The Literal.Text property has an attribute called Bindable. Could this be it? It makes sense. Its full name is System.ComponentModel.Bindable. Does it work? Nope.

Hang on a tick… the DataSource property is being set now. So what is my problem? The code that’s doing the work is in the Load event handler. But the DataSource property is being set after Load. So I’ve moved that code to PreRender and…

It works!

So what have we learnt?

To make a UserControl’s property bindable, you must use the [Bindable] attribute. And those properties will not get bound until after Load, so don’t put code that relies on your bound properties in the Load event handler!

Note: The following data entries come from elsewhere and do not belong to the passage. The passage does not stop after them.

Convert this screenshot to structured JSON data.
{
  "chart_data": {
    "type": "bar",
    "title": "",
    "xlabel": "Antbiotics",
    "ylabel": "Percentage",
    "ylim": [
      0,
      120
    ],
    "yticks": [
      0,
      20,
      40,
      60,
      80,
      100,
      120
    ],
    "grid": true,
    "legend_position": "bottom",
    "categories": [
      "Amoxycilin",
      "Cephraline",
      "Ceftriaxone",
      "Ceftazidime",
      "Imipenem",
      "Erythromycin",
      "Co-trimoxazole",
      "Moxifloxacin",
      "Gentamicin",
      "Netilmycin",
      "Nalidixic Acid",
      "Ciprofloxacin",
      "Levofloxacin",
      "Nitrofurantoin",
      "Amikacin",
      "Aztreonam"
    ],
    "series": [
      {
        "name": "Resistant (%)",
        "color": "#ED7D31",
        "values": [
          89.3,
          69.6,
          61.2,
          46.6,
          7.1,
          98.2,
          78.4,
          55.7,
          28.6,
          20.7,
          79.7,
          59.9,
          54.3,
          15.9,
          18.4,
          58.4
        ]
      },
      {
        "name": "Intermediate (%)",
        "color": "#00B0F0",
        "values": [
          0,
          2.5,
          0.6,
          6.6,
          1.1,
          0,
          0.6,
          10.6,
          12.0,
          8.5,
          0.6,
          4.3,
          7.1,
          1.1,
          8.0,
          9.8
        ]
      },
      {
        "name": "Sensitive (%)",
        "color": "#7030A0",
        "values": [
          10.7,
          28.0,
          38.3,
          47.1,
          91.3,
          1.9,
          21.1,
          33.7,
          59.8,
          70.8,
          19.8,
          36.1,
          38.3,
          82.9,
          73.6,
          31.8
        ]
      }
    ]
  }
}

ObjectDataSource.SelectCountMethod wants an int

I have been working with the GridView ASP.NET control today, bound to an ObjectDataSource. This is to do with my experiment with DBMail that I mentioned the other day. It wasn’t working. I couldn’t find a solution on the net. By chance, I changed this:

    class DatabaseSource
    {
        long _messageCount = 0;

        public List<Message> GetMessages(long startRow, int pageSize)
        {
            Database db = new Database();
            List<Message> messages = db.GetMessages( startRow, pageSize,


               out _messageCount);

            return messages;
        }

        public long GetMessageCount()
        {
            return _messageCount;
        }
    }

into this:

    class DatabaseSource
    {
        long _messageCount = 0;

        public List<Message> GetMessages(long startRow, int pageSize)
        {
            Database db = new Database();
            List<Message> messages = db.GetMessages( startRow, pageSize,


               out _messageCount);

            return messages;
        }

        public int GetMessageCount()
        {
            return Convert.ToInt32(_messageCount);
        }
    }

Notice the difference?

To get the ObjectDataSource to work, the SelectCountMethod has to return an 32-bit integer (System.Int32). It failed (without an error message) when it was provided with a long or 64-bit integer (System.Int64).

It turns out it’s written in the documentation in black and white:

Type: System.String

A string that represents the name of the method or function that the ObjectDataSource uses to retrieve a row count. The method must return an integer (Int32). The default is an empty string ("").

Who would have thought?

Hopefully this will save someone who is running into the same problem. (That’s assuming that this will pop up in their search results when they search for ObjectDataSource and GridView paging not working!)